I see now the UDP (user defined problem) is malformed. Note that the user problem class is not inheriting from any base anymore: in pygmo2 the syntax has changed considerably w.r.t. version 1.x ...
We have no longer base classes, so you need to write this UDP without relying on pygmo at all. It must be self standing, but respecting the pygmo UPD interface, see https://esa.github.io/pygmo2/tutorials/coding_udp_multi_objective.html for an example?
In your case you will need to add to the mandatory ones to the get_nobj
method returning 2 in multiobjective case.
To access the problem dimension you will need to use the methods available in your class.
Yes, that I understood but it wasn't clear to me how to determine the value of f_dimension. After reading the paper and again checking the code I think commit b885ba1 would be correct. The linting passed, but do check the changes.

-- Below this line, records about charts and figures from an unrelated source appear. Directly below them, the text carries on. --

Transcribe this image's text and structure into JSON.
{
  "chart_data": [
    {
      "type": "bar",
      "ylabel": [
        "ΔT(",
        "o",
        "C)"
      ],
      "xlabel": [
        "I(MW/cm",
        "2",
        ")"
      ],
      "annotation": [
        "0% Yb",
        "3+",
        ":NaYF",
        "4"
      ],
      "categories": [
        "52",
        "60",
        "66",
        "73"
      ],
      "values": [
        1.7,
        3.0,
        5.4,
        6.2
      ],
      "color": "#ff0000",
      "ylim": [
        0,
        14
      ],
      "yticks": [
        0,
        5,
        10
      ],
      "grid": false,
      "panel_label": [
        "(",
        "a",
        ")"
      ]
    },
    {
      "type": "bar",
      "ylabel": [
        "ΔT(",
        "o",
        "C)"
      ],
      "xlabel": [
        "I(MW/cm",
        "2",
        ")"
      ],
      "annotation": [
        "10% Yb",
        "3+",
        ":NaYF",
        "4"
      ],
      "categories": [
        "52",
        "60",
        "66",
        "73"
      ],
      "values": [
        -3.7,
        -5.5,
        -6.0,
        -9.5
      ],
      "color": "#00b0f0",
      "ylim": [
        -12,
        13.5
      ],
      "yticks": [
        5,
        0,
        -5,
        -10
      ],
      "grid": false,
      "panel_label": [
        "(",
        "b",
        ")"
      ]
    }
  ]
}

Thanks for the modifications .. going in the right direction,
You still need something like:
def get_nobj(self):
return self.f_dimension
... please test by constructing a pygmo problem with it, like:
import pygmo
udp = lambert_metric(....)
prob = pygmo.problem(udp)
print(prob)
pop =pygmo.population(prob, 20)
and check all is good.
Also if you could update the docstring:
The result is a pygmo multi-objective problem that can be solved efficiently by MO optimization algorithms
to
The result is a class that can be used as is or to construct a pygmo problem that can be solved efficiently by the available optimization algorithms
it would be great!
Sorry for the long delay. I did all the changes and tried testing the way you suggest here and when doing
>>> udp = pykep.phasing.lambert_metric()
>>> prob = pygmo.problem(udp)
I get this error
ValueError: array has incorrect number of dimensions: 0; expected 1
By any chance do you know it?
I'll keep digging into pygmo to try and find out what it is but as for now I don't understand it.